Para que é um processo ainda em construção. Avançamos. Primeiro foi em Boston, depois em Bogotá e agora, em Puebla. Há um grupo base, que somos trinta teólogos e teólogas de todo o continente e alguns da península ibérica. Me parece que na metodologia ainda nos falta uma afinação, para escutarmos melhor a diversidade de vozes e de tradições teológicas e encontrarmos os pontos de amarração.
Distingo que haja, ao menos, três grupos importantes que conformam esse grupo americano, latino-americano e ibérico. A Teologia da Libertação como corrente fundadora, de recepção do Vaticano II na América Latina. A Teologia do Povo, mais situada no Cone Sul, com sua metodologia própria. E os teólogos e teólogas latinos dos EUA. Três tradições teológicas muito do continente americano, que tiveram boa recepção na Espanha e Portugal.
Para entendermos, três tradições inscritas na “ala progressista” da teologia católica.
Exato. Eu diria que com suas especificidades, porém sim uma teologia mais liberal, em diálogo com o mundo moderno, com as grandes metrópoles latino-americanas e as mudanças sociais, políticas e culturais. Cada uma desses três ramificações faz mais ênfase em diferentes contextos. No sociopolítico e econômico, a Teologia da Libertação. No cultural e popular, a Teologia do Povo. Na migração e nas mestiçagens culturais nos EUA, a Teologia Hispânica nos EUA, pra dizer três grandes traços.

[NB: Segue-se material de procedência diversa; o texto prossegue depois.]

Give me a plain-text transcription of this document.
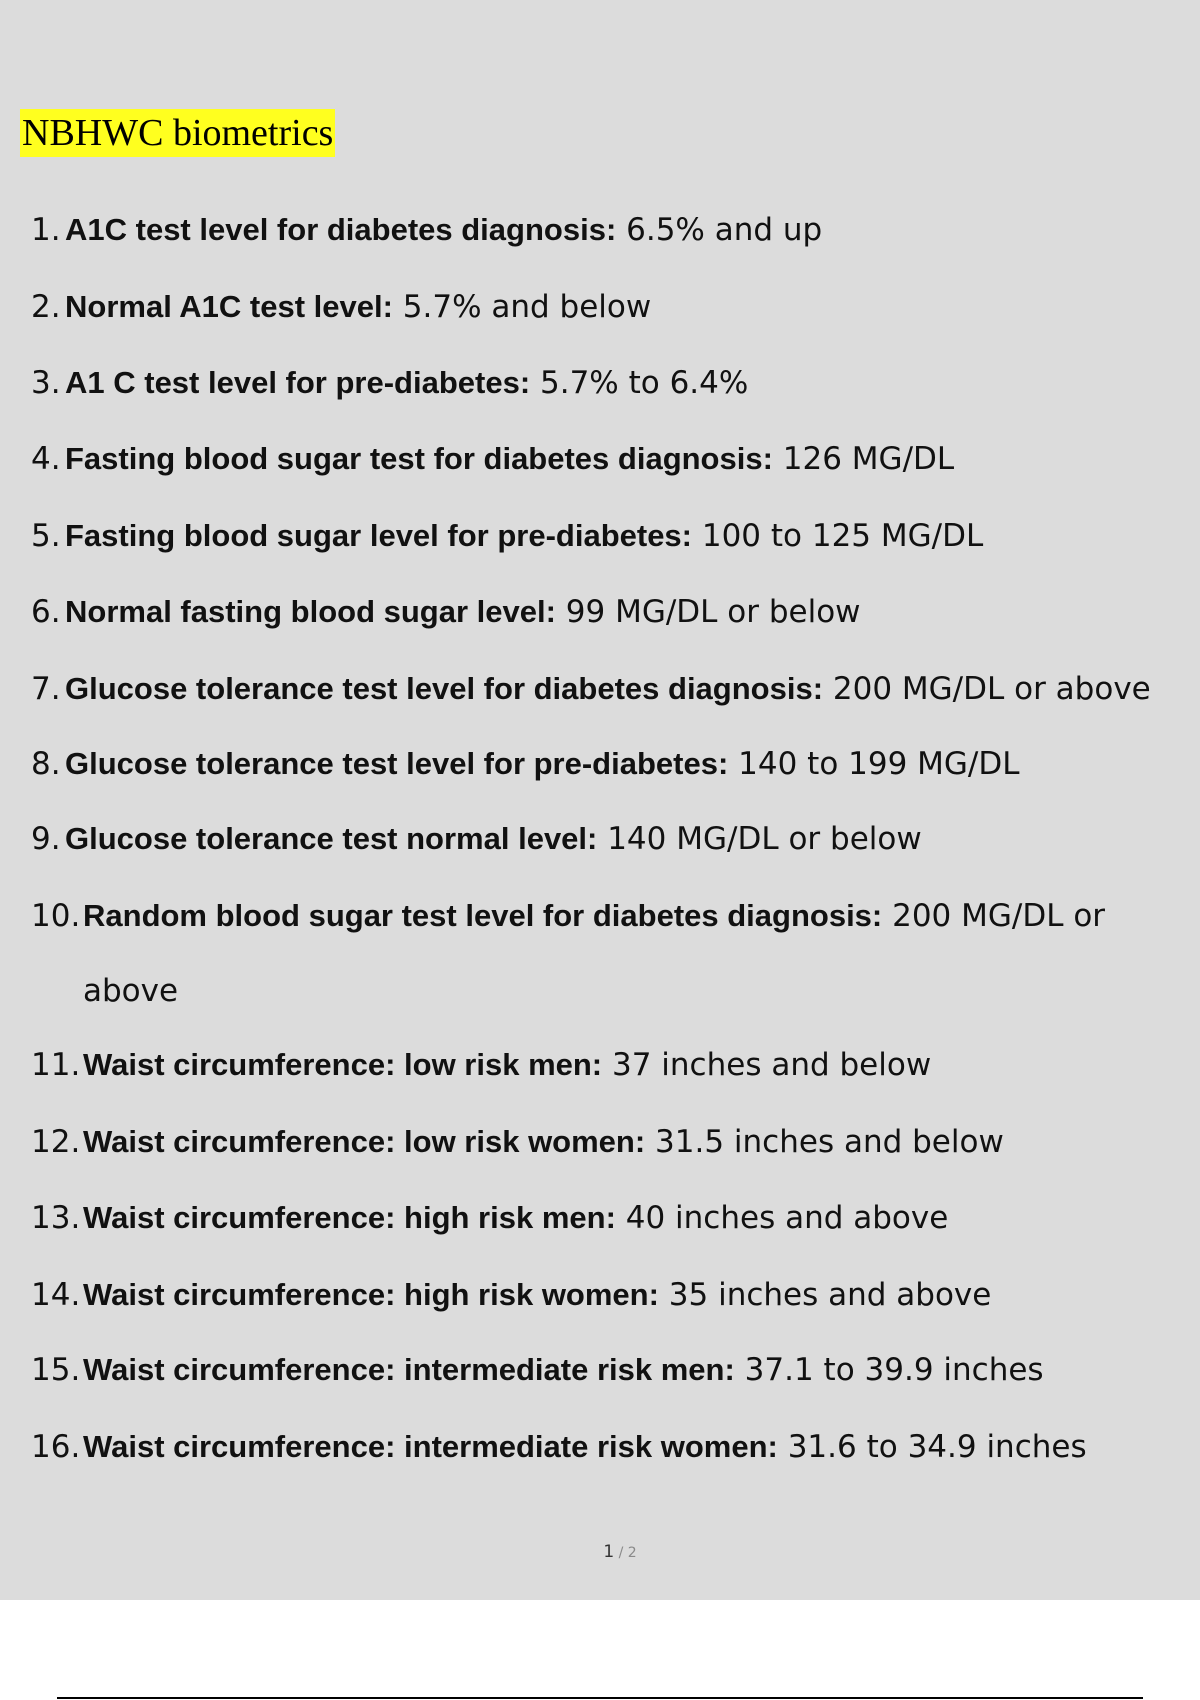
NBHWC biometrics
1. A1C test level for diabetes diagnosis: 6.5% and up
2. Normal A1C test level: 5.7% and below
3. A1 C test level for pre-diabetes: 5.7% to 6.4%
4. Fasting blood sugar test for diabetes diagnosis: 126 MG/DL
5. Fasting blood sugar level for pre-diabetes: 100 to 125 MG/DL
6. Normal fasting blood sugar level: 99 MG/DL or below
7. Glucose tolerance test level for diabetes diagnosis: 200 MG/DL or above
8. Glucose tolerance test level for pre-diabetes: 140 to 199 MG/DL
9. Glucose tolerance test normal level: 140 MG/DL or below
10.Random blood sugar test level for diabetes diagnosis: 200 MG/DL or
11.Waist circumference: low risk men: 37 inches and below
12.Waist circumference: low risk women: 31.5 inches and below
13.Waist circumference: high risk men: 40 inches and above
14.Waist circumference: high risk women: 35 inches and above
15.Waist circumference: intermediate risk men: 37.1 to 39.9 inches
16.Waist circumference: intermediate risk women: 31.6 to 34.9 inches
above
1 / 2
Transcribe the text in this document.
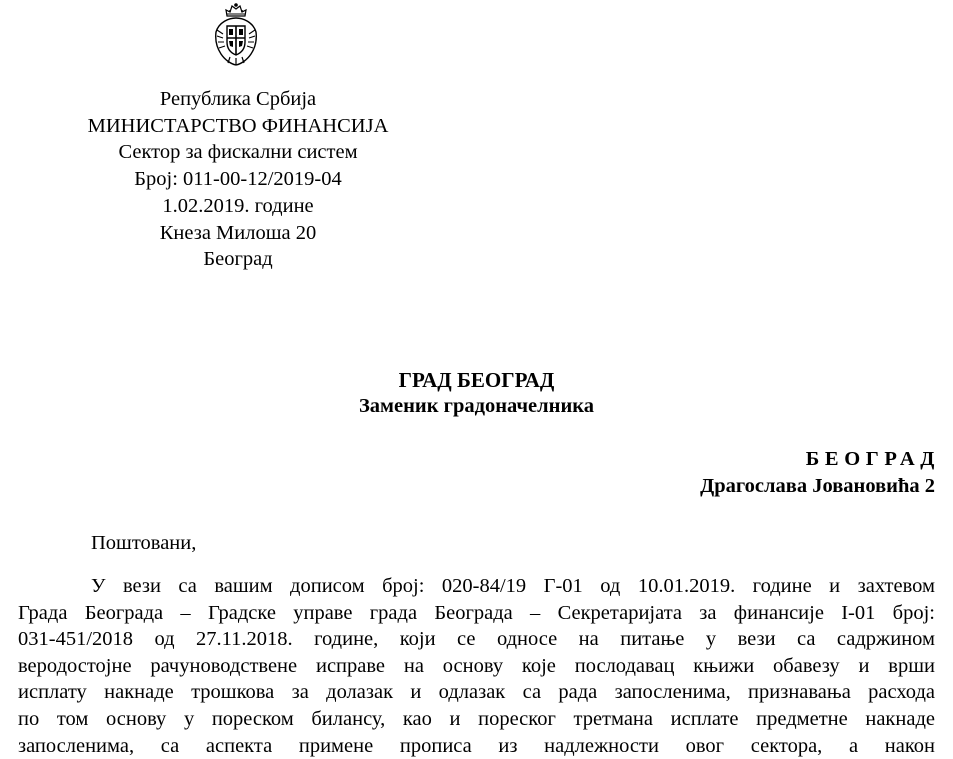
Република Србија
МИНИСТАРСТВО ФИНАНСИЈА
Сектор за фискални систем
Број: 011-00-12/2019-04
1.02.2019. године
Кнеза Милоша 20
Београд
ГРАД БЕОГРАД
Заменик градоначелника
БЕОГРАД
Драгослава Јовановића 2
Поштовани,
У вези са вашим дописом број: 020-84/19 Г-01 од 10.01.2019. године и захтевом
Града Београда – Градске управе града Београда – Секретаријата за финансије I-01 број:
031-451/2018 од 27.11.2018. године, који се односе на питање у вези са садржином
веродостојне рачуноводствене исправе на основу које послодавац књижи обавезу и врши
исплату накнаде трошкова за долазак и одлазак са рада запосленима, признавања расхода
по том основу у пореском билансу, као и пореског третмана исплате предметне накнаде
запосленима, са аспекта примене прописа из надлежности овог сектора, а након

Mas sim, efetivamente existem outras correntes teológicas latino-americanos que foram, digamos, apologéticas. E estão ainda muito ativas em algumas em algumas instituições.
Que consistência tem o grupo enquanto número e incidência na teologia global eclesiástica, nesses momentos?
Primeiro uma consistência nas faculdades teológicas desde Buenos Aires até Boston College, passando por diferentes universidades em todo o continente. Algumas, como Comillas, na Espanha. Quero dizer que há uma consistência acadêmica que creio dão autoridade científica, para assim chamar.
Também uma consistência pastoral, porque existem vínculos com movimentos eclesiais e com movimentos sociais, como, por exemplo, as comunidades de base ou Ameríndias que, na visão da Teologia da Libertação, estão junto ao povo e, em particular, ao povo pobre e marginalizado.
Está sendo uma teologia que parte das bases. Com uma consistência pastoral em novos campos da mesma pastoral, em relação com mulheres, com povos originários, com a comunidade LGBT. Creio que isso nos dá certa consistência, tanto acadêmica quanto pastoral.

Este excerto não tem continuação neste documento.